Wednesday, May 5, 2010


Positive reinforcement as a training method is not *just* giving treats for good behavior. There is a precise methodology to it, developed by B.F. Skinner, refined by Marian and Keller Breland and generations of trainers since.

In order to get an animal working as hard and eagerly as possible for you, the rewards should be, surprisingly, small. Instantly digestible treats that the animal enjoys, but leave wanting more. They should come only when the desired behavior is performed; if the animal can get the treats in other ways, they won’t have as much incentive to do what you want them to.

Most importantly, the treats should not come regularly, but in what we call an “Intermittent Reinforcement Schedule” - in other words, in a random, unpredictable manner. If the treats come every time, the animal will feel free to slack off, confident that it can always get more treats later. If the treats aren’t constant, but are predicable, the animal will learn to not bother when treats are unlikely, and only try when they’re likely to come. So they must be moderately rare, and unpredicatable.

My iPhone is the best positive reinforcement trainer I’ve ever met.

Its treats are email messages, texts and Facebook updates. They’re all very small and instantly consumed (mentally). They only come if I check my phone. But they don’t come every time I check my phone.

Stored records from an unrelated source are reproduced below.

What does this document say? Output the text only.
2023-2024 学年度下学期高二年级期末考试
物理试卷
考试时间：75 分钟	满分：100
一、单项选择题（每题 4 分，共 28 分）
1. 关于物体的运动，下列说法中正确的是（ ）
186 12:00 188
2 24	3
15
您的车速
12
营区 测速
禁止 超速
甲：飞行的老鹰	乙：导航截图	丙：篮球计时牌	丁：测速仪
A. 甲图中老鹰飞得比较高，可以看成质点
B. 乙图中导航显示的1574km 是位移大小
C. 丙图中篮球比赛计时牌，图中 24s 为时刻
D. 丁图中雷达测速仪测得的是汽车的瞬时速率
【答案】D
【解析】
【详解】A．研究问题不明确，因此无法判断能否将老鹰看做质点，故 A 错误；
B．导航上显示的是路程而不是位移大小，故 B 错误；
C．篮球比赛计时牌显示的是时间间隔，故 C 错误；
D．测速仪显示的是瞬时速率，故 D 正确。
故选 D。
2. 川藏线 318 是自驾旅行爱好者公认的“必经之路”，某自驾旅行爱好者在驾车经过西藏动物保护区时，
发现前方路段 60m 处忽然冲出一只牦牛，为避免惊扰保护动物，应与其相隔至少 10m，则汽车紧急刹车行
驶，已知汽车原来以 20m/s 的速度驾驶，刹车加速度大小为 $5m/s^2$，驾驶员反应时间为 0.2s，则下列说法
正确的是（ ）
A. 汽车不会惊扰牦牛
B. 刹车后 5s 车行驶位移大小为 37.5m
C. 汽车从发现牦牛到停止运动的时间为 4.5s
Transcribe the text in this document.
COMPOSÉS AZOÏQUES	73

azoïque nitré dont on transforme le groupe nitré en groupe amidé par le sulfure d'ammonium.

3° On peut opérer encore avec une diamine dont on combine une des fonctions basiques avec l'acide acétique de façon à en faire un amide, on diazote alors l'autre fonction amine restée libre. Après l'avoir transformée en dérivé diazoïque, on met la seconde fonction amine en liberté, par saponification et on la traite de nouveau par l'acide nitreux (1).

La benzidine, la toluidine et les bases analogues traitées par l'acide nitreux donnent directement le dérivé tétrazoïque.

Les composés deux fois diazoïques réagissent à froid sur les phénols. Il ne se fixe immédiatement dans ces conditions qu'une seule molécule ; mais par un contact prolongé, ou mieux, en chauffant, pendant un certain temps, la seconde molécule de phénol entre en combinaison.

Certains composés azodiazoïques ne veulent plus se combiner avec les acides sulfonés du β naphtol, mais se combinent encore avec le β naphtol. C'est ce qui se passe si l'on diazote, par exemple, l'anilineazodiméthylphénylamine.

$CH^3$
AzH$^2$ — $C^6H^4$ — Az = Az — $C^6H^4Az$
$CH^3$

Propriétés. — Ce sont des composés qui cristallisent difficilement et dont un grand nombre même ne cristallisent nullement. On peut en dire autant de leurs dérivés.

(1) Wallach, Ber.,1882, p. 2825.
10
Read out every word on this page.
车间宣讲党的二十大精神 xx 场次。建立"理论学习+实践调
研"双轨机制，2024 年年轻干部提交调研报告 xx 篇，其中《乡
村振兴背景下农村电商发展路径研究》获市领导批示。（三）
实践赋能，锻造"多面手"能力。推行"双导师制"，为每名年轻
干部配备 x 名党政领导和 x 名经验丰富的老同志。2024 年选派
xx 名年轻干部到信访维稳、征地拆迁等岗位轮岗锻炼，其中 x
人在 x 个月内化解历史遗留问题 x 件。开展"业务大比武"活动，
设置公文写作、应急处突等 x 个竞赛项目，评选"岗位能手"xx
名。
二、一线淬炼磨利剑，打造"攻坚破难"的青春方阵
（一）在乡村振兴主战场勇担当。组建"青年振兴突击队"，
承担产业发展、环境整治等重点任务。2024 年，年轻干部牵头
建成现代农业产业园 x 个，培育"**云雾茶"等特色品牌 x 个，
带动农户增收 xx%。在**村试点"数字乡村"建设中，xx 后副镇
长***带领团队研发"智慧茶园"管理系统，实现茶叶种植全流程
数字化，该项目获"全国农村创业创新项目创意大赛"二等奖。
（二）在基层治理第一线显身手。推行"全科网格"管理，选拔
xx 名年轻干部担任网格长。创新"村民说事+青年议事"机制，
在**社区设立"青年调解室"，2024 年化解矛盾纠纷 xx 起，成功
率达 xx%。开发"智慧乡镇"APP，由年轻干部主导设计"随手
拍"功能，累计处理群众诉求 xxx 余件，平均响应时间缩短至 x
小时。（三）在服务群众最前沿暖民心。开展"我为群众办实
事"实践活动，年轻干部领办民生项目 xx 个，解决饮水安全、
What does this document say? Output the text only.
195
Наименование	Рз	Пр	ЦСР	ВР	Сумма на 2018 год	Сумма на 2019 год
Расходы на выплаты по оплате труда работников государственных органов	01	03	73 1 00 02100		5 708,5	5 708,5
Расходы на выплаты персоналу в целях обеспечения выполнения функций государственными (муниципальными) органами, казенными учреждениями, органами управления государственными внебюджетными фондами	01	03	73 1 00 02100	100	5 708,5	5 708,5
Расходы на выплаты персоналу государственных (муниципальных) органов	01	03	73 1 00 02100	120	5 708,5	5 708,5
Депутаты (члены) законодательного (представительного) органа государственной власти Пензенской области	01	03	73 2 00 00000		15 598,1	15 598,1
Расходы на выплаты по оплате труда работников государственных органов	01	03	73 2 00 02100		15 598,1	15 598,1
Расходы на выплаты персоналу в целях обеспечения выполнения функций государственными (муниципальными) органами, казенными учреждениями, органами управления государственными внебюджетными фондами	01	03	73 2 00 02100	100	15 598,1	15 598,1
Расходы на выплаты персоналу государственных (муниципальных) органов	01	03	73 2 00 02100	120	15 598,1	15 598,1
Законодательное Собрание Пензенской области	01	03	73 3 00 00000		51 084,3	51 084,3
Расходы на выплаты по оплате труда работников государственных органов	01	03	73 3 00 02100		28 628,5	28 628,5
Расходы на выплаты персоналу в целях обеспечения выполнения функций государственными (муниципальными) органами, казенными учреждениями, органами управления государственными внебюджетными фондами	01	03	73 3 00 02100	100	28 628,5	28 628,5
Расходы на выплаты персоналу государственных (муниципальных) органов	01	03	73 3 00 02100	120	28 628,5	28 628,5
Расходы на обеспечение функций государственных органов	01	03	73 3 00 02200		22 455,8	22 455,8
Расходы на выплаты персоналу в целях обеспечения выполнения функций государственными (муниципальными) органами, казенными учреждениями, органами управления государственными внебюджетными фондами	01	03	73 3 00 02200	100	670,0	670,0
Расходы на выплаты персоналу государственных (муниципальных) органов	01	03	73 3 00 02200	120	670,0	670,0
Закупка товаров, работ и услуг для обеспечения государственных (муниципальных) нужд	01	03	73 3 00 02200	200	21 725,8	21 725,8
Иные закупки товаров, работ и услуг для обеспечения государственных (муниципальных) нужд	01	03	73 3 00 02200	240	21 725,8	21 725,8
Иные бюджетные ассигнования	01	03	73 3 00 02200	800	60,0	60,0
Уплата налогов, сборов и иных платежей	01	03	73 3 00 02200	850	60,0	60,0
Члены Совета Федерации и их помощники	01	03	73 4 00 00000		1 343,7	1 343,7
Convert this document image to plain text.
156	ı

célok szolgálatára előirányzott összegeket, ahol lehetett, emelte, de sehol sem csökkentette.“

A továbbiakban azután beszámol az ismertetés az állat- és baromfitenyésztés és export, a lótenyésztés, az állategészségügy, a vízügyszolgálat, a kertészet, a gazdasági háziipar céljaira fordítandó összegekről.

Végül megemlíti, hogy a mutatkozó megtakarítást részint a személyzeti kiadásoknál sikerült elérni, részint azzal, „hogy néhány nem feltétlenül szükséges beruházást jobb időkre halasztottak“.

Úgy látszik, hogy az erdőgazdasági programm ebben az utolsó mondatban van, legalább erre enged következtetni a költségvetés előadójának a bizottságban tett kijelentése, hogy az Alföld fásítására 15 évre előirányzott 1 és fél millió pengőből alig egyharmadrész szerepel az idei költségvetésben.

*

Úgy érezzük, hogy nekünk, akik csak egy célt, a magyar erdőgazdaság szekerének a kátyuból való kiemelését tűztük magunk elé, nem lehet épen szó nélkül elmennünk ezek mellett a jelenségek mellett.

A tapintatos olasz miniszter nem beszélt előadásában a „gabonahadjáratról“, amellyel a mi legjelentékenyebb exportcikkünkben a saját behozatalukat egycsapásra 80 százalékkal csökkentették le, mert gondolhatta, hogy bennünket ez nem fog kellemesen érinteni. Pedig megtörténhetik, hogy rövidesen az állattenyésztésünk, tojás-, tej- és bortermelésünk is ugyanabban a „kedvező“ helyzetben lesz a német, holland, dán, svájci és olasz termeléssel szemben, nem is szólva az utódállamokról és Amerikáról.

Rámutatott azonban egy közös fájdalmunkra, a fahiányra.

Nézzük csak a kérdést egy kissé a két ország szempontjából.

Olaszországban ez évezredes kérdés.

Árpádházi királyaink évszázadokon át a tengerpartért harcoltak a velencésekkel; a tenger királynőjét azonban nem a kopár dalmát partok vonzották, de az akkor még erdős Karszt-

What’s the result? My phone has trained to check in with it over and over throughout the day. I would actually hate for someone to actually do a count of how often I check it. And that’s with me knowing that I’m being trained, and how. When I look at many other people, reflexively checking their phones in the middle of conversations, conversations in which they are interested and engaged, I am in awe of the power of positive reinforcement as a training tool. Truly, we must use this power only for good. Unlike the gaming industry.